Par ailleurs, il ne faut pas oublier que ses films sont sauvagement montés par les studios de Hong Kong. Tout dépend sur quelle copie vous tombez : différentes versions d’un même film peuvent varier de plus de dix minutes. En tout cas, le beat émotionnel d’un John Woo est tellement plus riche, plus complexe, plus intelligent, plus prenant que celui de n’importe quel film américain. Ça, c’est beaucoup plus important que la vraisemblance de chaque détail du scénario. Je suis un grand fan de Douglas Sirk : sur le plan de l’intensité émotionnelle, du pur mélodrame, les deux seuls cinéastes vivants qui arrivent à la cheville de Sirk sont Woo et Almodóvar. Chez Pedro, il y a des scènes qui vous feraient rire, qui jouent sur l’ambiguïté du second degré, mais que John Woo prendrait très au sérieux : c’est le seul qui pourrait faire un film à la Sirk, à fond au premier degré. Beaucoup de gens s’esclafferaient devant un tel film, mais pas moi.

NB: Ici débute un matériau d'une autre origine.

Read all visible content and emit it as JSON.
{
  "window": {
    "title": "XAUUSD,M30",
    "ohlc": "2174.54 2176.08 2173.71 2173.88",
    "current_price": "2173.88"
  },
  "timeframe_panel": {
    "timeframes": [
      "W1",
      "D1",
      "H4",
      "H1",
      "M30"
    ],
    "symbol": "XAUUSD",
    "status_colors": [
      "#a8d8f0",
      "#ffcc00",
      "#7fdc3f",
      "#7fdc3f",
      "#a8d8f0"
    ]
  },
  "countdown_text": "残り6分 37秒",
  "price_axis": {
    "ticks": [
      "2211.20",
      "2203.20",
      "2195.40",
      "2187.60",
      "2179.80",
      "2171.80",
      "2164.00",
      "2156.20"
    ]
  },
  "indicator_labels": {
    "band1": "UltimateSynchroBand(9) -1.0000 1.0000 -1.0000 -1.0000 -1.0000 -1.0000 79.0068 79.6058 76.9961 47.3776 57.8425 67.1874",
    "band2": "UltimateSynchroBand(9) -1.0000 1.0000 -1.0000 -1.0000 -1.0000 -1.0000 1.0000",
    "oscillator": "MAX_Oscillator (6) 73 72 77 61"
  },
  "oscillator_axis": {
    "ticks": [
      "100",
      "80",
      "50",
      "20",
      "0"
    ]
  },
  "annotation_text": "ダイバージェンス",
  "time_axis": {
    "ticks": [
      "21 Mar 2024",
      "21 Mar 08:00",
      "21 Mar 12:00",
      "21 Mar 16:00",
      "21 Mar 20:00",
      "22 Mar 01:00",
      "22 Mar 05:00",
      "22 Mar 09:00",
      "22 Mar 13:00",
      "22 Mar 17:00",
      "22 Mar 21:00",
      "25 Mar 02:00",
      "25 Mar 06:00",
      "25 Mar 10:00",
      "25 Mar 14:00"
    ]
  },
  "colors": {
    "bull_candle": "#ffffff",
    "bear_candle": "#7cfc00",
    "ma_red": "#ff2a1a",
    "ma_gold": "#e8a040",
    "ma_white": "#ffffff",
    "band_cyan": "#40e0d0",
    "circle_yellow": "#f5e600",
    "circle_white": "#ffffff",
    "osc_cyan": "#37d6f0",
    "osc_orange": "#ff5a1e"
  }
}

A bout de souffle (1960) et Je vous salue Marie (1984) de Jean-Luc Godard
Je suis surtout fan du Godard première période. Pour moi, c’est le Bob Dylan du cinéma. Sauf que le Godard deuxième période n’a pas fait son Blood on the Tracks ! Et je trouve que les derniers albums de Dylan sont plus excitants et accessibles que les derniers films de Godard. Il y a de bonnes choses dans Je vous salue Marie ou dans Prénom Carmen, mais ça n’arrive pas à la cheville du Godard des années 60. A cette époque, Godard pouvait être comparé à Dylan pour de bonnes raisons : il était inventif, iconoclaste, il créait quelque chose qui n’existait pas avant. Il soufflait dans son œuvre le même esprit novateur et bouleversant que dans celle de Dylan. Par ailleurs, ils étaient tous les deux des personnages uniques dans leur domaine, deux personnalités imprévisibles.

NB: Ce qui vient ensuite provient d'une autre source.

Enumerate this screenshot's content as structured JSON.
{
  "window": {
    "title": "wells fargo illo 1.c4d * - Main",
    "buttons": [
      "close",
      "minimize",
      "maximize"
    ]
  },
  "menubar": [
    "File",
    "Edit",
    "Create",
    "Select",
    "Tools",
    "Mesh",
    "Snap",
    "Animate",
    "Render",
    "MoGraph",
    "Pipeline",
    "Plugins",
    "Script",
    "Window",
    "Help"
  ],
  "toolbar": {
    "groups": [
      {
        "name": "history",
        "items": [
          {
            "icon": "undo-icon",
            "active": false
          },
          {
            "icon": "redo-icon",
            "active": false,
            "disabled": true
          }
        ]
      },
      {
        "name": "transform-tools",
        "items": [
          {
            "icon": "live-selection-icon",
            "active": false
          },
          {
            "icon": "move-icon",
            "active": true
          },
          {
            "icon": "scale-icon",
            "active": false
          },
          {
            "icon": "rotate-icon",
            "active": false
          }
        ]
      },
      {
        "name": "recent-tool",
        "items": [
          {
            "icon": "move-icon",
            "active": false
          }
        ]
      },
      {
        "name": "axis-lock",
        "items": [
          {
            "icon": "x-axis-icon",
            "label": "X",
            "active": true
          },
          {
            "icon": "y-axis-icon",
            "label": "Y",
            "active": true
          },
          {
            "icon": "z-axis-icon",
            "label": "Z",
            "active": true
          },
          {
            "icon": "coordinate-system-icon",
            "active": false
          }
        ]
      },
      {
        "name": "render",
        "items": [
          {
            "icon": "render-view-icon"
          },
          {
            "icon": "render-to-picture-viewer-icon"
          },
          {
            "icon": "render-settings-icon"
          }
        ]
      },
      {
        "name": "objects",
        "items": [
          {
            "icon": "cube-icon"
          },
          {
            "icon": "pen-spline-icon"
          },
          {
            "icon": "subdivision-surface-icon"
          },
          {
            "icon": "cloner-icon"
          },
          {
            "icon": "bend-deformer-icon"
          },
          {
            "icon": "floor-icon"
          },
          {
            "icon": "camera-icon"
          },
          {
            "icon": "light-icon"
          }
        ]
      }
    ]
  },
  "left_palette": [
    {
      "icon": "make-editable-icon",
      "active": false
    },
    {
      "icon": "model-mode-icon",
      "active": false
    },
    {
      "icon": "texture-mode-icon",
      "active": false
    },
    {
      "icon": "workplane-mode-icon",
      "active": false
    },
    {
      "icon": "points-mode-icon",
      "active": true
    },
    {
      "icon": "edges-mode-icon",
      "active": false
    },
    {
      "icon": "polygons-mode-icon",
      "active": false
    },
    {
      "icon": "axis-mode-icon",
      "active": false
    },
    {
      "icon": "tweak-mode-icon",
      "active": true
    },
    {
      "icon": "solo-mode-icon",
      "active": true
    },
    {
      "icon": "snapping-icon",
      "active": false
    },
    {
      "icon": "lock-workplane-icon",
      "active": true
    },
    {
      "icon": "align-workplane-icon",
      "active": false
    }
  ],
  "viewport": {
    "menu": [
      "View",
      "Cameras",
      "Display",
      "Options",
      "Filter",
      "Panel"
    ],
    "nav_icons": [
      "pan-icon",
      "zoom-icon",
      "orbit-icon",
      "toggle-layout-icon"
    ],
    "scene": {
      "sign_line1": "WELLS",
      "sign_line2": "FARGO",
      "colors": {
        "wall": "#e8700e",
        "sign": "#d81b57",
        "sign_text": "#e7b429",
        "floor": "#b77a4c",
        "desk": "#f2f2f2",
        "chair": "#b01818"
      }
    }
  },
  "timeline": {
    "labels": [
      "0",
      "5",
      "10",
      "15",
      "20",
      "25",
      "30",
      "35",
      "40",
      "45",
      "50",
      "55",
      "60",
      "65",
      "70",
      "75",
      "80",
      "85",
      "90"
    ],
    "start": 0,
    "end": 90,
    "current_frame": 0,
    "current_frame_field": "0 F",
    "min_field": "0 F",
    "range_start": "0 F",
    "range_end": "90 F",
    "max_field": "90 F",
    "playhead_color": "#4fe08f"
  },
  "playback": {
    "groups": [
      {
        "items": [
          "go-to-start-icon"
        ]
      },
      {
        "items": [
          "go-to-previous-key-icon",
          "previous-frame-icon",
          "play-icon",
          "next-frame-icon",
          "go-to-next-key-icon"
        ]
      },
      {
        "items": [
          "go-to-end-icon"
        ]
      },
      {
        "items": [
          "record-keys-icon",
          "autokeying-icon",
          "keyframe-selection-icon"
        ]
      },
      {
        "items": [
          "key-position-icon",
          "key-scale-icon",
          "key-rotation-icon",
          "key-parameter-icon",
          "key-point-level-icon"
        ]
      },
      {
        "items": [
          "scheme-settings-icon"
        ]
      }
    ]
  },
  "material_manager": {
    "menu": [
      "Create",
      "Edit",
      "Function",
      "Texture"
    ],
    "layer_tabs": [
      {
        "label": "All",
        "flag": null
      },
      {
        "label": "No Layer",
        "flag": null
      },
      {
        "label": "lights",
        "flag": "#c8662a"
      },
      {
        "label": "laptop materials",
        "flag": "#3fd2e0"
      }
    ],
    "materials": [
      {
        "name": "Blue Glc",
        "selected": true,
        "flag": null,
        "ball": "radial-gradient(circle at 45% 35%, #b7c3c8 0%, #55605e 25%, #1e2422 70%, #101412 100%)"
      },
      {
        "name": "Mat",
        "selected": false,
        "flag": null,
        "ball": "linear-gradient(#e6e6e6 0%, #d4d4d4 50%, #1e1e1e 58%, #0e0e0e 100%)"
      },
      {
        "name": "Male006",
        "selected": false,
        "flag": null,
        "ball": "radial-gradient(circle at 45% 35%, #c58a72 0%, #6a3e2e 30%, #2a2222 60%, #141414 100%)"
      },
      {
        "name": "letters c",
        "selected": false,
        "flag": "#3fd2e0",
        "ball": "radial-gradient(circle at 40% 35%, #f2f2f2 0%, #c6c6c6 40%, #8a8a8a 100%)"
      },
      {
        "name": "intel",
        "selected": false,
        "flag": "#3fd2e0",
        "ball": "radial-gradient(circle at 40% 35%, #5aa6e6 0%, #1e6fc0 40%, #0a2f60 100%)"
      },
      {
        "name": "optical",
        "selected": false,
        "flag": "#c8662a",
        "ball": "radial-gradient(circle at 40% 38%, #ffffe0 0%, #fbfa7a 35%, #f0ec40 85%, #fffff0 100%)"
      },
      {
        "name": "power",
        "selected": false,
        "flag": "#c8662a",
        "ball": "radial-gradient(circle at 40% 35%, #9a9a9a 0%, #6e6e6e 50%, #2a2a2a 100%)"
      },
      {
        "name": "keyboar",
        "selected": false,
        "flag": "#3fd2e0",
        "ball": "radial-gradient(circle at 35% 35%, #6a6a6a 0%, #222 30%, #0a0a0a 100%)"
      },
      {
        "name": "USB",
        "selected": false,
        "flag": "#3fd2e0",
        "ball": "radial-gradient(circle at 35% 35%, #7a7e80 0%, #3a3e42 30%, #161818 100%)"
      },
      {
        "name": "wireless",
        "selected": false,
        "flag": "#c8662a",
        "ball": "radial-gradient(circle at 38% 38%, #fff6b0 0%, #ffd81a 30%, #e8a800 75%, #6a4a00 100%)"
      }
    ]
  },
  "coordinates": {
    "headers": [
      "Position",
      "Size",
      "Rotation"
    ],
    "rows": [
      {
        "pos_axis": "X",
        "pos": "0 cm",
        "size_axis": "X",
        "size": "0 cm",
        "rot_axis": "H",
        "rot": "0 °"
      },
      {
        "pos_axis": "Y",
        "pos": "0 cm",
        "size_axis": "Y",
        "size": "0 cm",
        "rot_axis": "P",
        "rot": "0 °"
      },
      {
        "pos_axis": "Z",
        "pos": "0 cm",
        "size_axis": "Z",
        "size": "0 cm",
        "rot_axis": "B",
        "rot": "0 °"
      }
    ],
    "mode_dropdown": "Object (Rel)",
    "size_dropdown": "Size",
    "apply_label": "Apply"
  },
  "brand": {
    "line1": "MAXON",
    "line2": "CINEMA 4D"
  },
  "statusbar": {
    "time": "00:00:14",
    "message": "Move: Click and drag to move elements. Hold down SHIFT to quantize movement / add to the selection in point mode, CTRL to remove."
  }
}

Dylan réinventait la chanson et la poésie, Godard réinventait le cinéma. Dans les années 60, Pauline Kael avait écrit un article remarquable dans lequel elle disait que Godard détruisait tous les cinéastes de sa génération parce qu’ils voulaient tous l’imiter. On pourrait dire la même chose de Scorsese aujourd’hui. Godard défrichait de nouveaux territoires, il ouvrait de nouvelles routes et les jeunes réalisateurs voulaient le suivre sur ces nouvelles routes. Le problème, c’est que Godard brûlait ces routes derrière lui : personne ne pouvait le suivre à moins de vouloir devenir un Godard de pissotière. La période de Godard qui va d’A bout de souffle jusqu’à Week-end est l’un des plus grands accomplissements de l’histoire du cinéma. Mon Godard préféré est celui qui travaille à l’intérieur des lois d’un genre et qui les dynamite : ce Godard-là, celui d’A bout de souffle, Le Petit Soldat, Bande à part, Pierrot le fou, est le plus excitant, le plus ludique. Et Godard ludique, c’est Godard à son meilleur. Le Godard de Masculin féminin qui se prend trop au sérieux m’emmerde.

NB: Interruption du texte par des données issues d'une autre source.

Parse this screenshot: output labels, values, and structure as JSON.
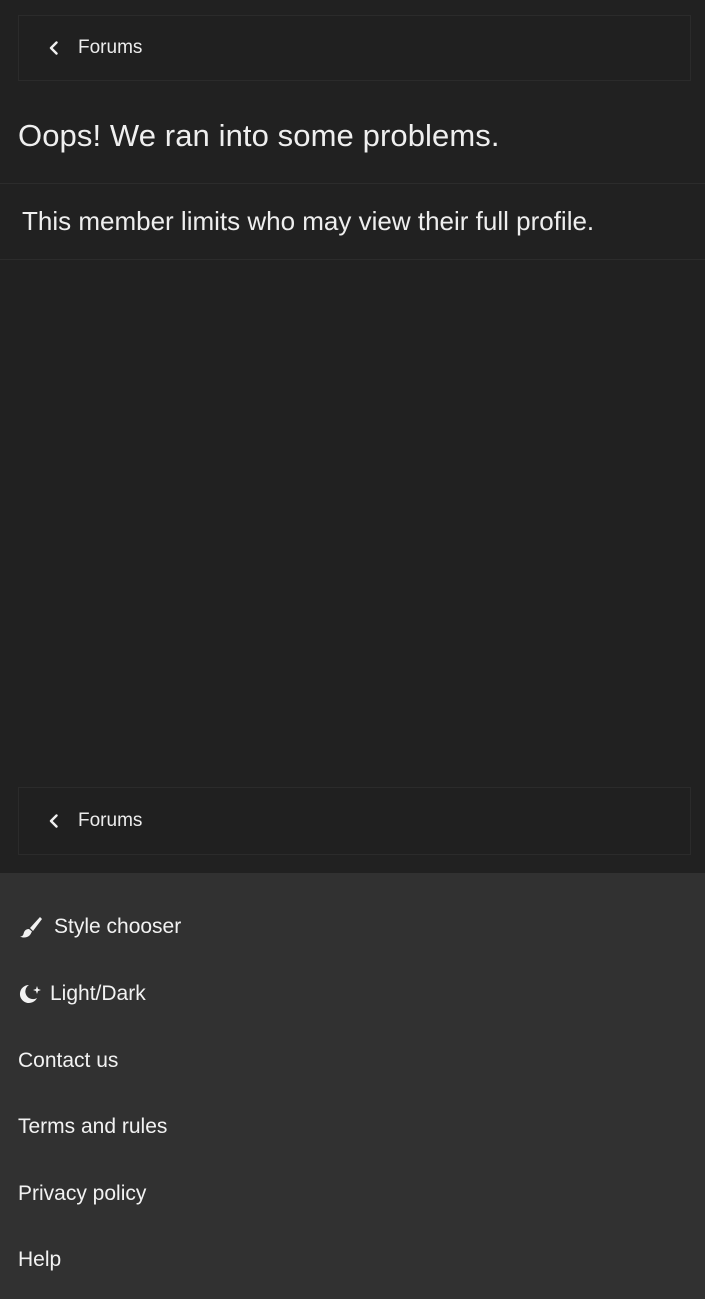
{
  "breadcrumb_top": {
    "label": "Forums",
    "icon": "chevron-left-icon"
  },
  "page_title": "Oops! We ran into some problems.",
  "error_message": "This member limits who may view their full profile.",
  "breadcrumb_bottom": {
    "label": "Forums",
    "icon": "chevron-left-icon"
  },
  "footer": {
    "style_chooser": {
      "label": "Style chooser",
      "icon": "paint-brush-icon"
    },
    "light_dark": {
      "label": "Light/Dark",
      "icon": "moon-sparkle-icon"
    },
    "contact": "Contact us",
    "terms": "Terms and rules",
    "privacy": "Privacy policy",
    "help": "Help"
  },
  "colors": {
    "page_background": "#212121",
    "footer_background": "#313131",
    "text": "#eeeeee"
  }
}
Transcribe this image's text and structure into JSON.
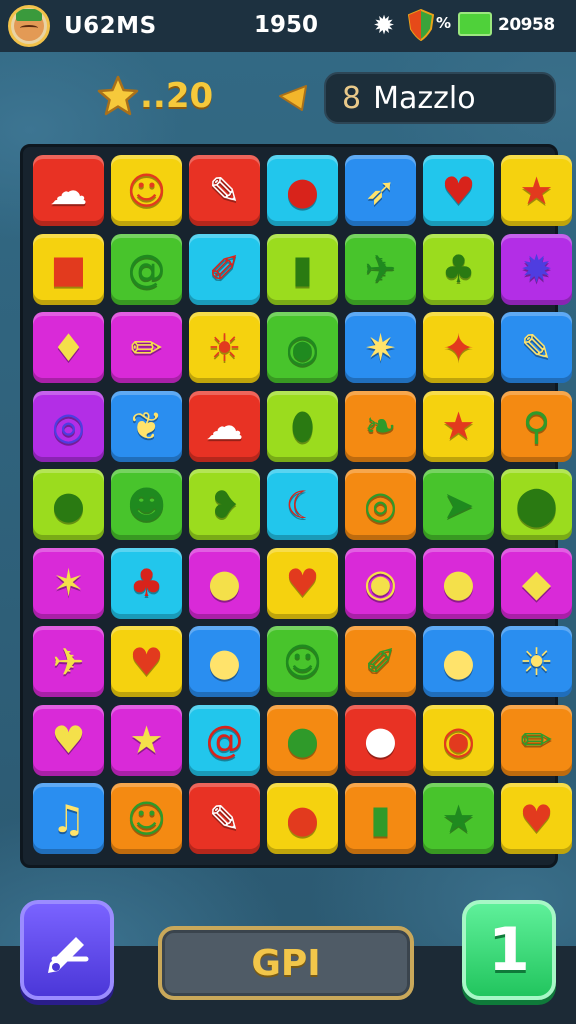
{
  "status_bar": {
    "player_name": "U62MS",
    "score": "1950",
    "percent": "%",
    "battery_value": "20958"
  },
  "hud": {
    "stars": "..20",
    "mode_number": "8",
    "mode_label": "Mazzlo"
  },
  "board": {
    "rows": [
      [
        {
          "color": "red",
          "icon": "cloud-icon",
          "glyph": "☁"
        },
        {
          "color": "yellow",
          "icon": "smiley-icon",
          "glyph": "☺"
        },
        {
          "color": "red",
          "icon": "pen-icon",
          "glyph": "✎"
        },
        {
          "color": "cyan",
          "icon": "apple-icon",
          "glyph": "●"
        },
        {
          "color": "blue",
          "icon": "feather-icon",
          "glyph": "➶"
        },
        {
          "color": "cyan",
          "icon": "apple-icon",
          "glyph": "♥"
        },
        {
          "color": "yellow",
          "icon": "star-icon",
          "glyph": "★"
        }
      ],
      [
        {
          "color": "yellow",
          "icon": "box-icon",
          "glyph": "■"
        },
        {
          "color": "green",
          "icon": "swirl-icon",
          "glyph": "@"
        },
        {
          "color": "cyan",
          "icon": "brush-icon",
          "glyph": "✐"
        },
        {
          "color": "lime",
          "icon": "jar-icon",
          "glyph": "▮"
        },
        {
          "color": "green",
          "icon": "bottle-icon",
          "glyph": "✈"
        },
        {
          "color": "lime",
          "icon": "blob-icon",
          "glyph": "♣"
        },
        {
          "color": "purple",
          "icon": "gear-icon",
          "glyph": "✹"
        }
      ],
      [
        {
          "color": "magenta",
          "icon": "beet-icon",
          "glyph": "♦"
        },
        {
          "color": "magenta",
          "icon": "crayon-icon",
          "glyph": "✏"
        },
        {
          "color": "yellow",
          "icon": "sun-icon",
          "glyph": "☀"
        },
        {
          "color": "green",
          "icon": "moon-face-icon",
          "glyph": "◉"
        },
        {
          "color": "blue",
          "icon": "spiky-ball-icon",
          "glyph": "✷"
        },
        {
          "color": "yellow",
          "icon": "plane-icon",
          "glyph": "✦"
        },
        {
          "color": "blue",
          "icon": "pencil-icon",
          "glyph": "✎"
        }
      ],
      [
        {
          "color": "purple",
          "icon": "spiral-icon",
          "glyph": "◎"
        },
        {
          "color": "blue",
          "icon": "leaf-icon",
          "glyph": "❦"
        },
        {
          "color": "red",
          "icon": "cloud-icon",
          "glyph": "☁"
        },
        {
          "color": "lime",
          "icon": "seed-icon",
          "glyph": "⬮"
        },
        {
          "color": "orange",
          "icon": "leaf-icon",
          "glyph": "❧"
        },
        {
          "color": "yellow",
          "icon": "star-pin-icon",
          "glyph": "★"
        },
        {
          "color": "orange",
          "icon": "wand-icon",
          "glyph": "⚲"
        }
      ],
      [
        {
          "color": "lime",
          "icon": "peanut-icon",
          "glyph": "●"
        },
        {
          "color": "green",
          "icon": "slime-icon",
          "glyph": "☻"
        },
        {
          "color": "lime",
          "icon": "bean-icon",
          "glyph": "❥"
        },
        {
          "color": "cyan",
          "icon": "banana-icon",
          "glyph": "☾"
        },
        {
          "color": "orange",
          "icon": "ring-icon",
          "glyph": "◎"
        },
        {
          "color": "green",
          "icon": "arrow-icon",
          "glyph": "➤"
        },
        {
          "color": "lime",
          "icon": "pin-icon",
          "glyph": "⬤"
        }
      ],
      [
        {
          "color": "magenta",
          "icon": "critter-icon",
          "glyph": "✶"
        },
        {
          "color": "cyan",
          "icon": "grapes-icon",
          "glyph": "♣"
        },
        {
          "color": "magenta",
          "icon": "orange-icon",
          "glyph": "●"
        },
        {
          "color": "yellow",
          "icon": "strawberry-icon",
          "glyph": "♥"
        },
        {
          "color": "magenta",
          "icon": "donut-icon",
          "glyph": "◉"
        },
        {
          "color": "magenta",
          "icon": "balloon-icon",
          "glyph": "●"
        },
        {
          "color": "magenta",
          "icon": "leaf-icon",
          "glyph": "◆"
        }
      ],
      [
        {
          "color": "magenta",
          "icon": "rocket-icon",
          "glyph": "✈"
        },
        {
          "color": "yellow",
          "icon": "heart-icon",
          "glyph": "♥"
        },
        {
          "color": "blue",
          "icon": "cherry-icon",
          "glyph": "●"
        },
        {
          "color": "green",
          "icon": "smiley-icon",
          "glyph": "☺"
        },
        {
          "color": "orange",
          "icon": "rocket-icon",
          "glyph": "✐"
        },
        {
          "color": "blue",
          "icon": "balloon-icon",
          "glyph": "●"
        },
        {
          "color": "blue",
          "icon": "sun-icon",
          "glyph": "☀"
        }
      ],
      [
        {
          "color": "magenta",
          "icon": "heart-icon",
          "glyph": "♥"
        },
        {
          "color": "magenta",
          "icon": "star-icon",
          "glyph": "★"
        },
        {
          "color": "cyan",
          "icon": "swirl-icon",
          "glyph": "@"
        },
        {
          "color": "orange",
          "icon": "berry-icon",
          "glyph": "●"
        },
        {
          "color": "red",
          "icon": "bubble-icon",
          "glyph": "●"
        },
        {
          "color": "yellow",
          "icon": "eye-icon",
          "glyph": "◉"
        },
        {
          "color": "orange",
          "icon": "marker-icon",
          "glyph": "✏"
        }
      ],
      [
        {
          "color": "blue",
          "icon": "lollipop-icon",
          "glyph": "♫"
        },
        {
          "color": "orange",
          "icon": "smiley-icon",
          "glyph": "☺"
        },
        {
          "color": "red",
          "icon": "feather-icon",
          "glyph": "✎"
        },
        {
          "color": "yellow",
          "icon": "bubble-icon",
          "glyph": "●"
        },
        {
          "color": "orange",
          "icon": "bottle-icon",
          "glyph": "▮"
        },
        {
          "color": "green",
          "icon": "star-icon",
          "glyph": "★"
        },
        {
          "color": "yellow",
          "icon": "apple-icon",
          "glyph": "♥"
        }
      ]
    ]
  },
  "buttons": {
    "main_label": "GPI",
    "right_label": "1"
  },
  "colors": {
    "red": "#e83224",
    "yellow": "#f5d20f",
    "cyan": "#22c6ec",
    "blue": "#2a8ef0",
    "green": "#48c42c",
    "lime": "#9bdc1e",
    "purple": "#b32ee6",
    "magenta": "#d92ad8",
    "orange": "#f48a12"
  },
  "glyph_colors": {
    "red": "#fff",
    "yellow": "#e23a1e",
    "cyan": "#d8231b",
    "blue": "#ffe36b",
    "green": "#1f8a1f",
    "lime": "#2a7a12",
    "purple": "#4f3de0",
    "magenta": "#f4e04a",
    "orange": "#2f9a2a"
  }
}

Super Fly de Gordon Parks Jr (1972)
J’ai découvert les films Blaxploitation lors de leur sortie en salles dans les années 70. Pour les voir, il fallait se rendre dans les quartiers noirs. J’avais la chance d’habiter à l’époque dans un quartier de Los Angeles qui s’appelle Carson, où résident essentiellement des Noirs et des Mexicains. Je pouvais donc voir tous les films Blaxploitation au Carson Twin Cinema. J’adore la Blaxploitation, mais Super Fly est un film plutôt mince et assez mal réalisé. La seule chose bien reste la performance de Ron O’Neal dans le rôle de Priest. Je n’arrive pas à comprendre pourquoi la carrière de ce type n’a jamais décollé par la suite. Il reste, bien sûr, l’extraordinaire B.O. composée par Curtis Mayfield, mais Gordon Parks Jr n’a pas été foutu d’en tirer parti. Si je faisais un film et si Curtis Mayfield me composait une musique pareille, je vous dis pas les mecs, vous en prendriez plein les mirettes, on parlerait encore de mon film dans mille ans.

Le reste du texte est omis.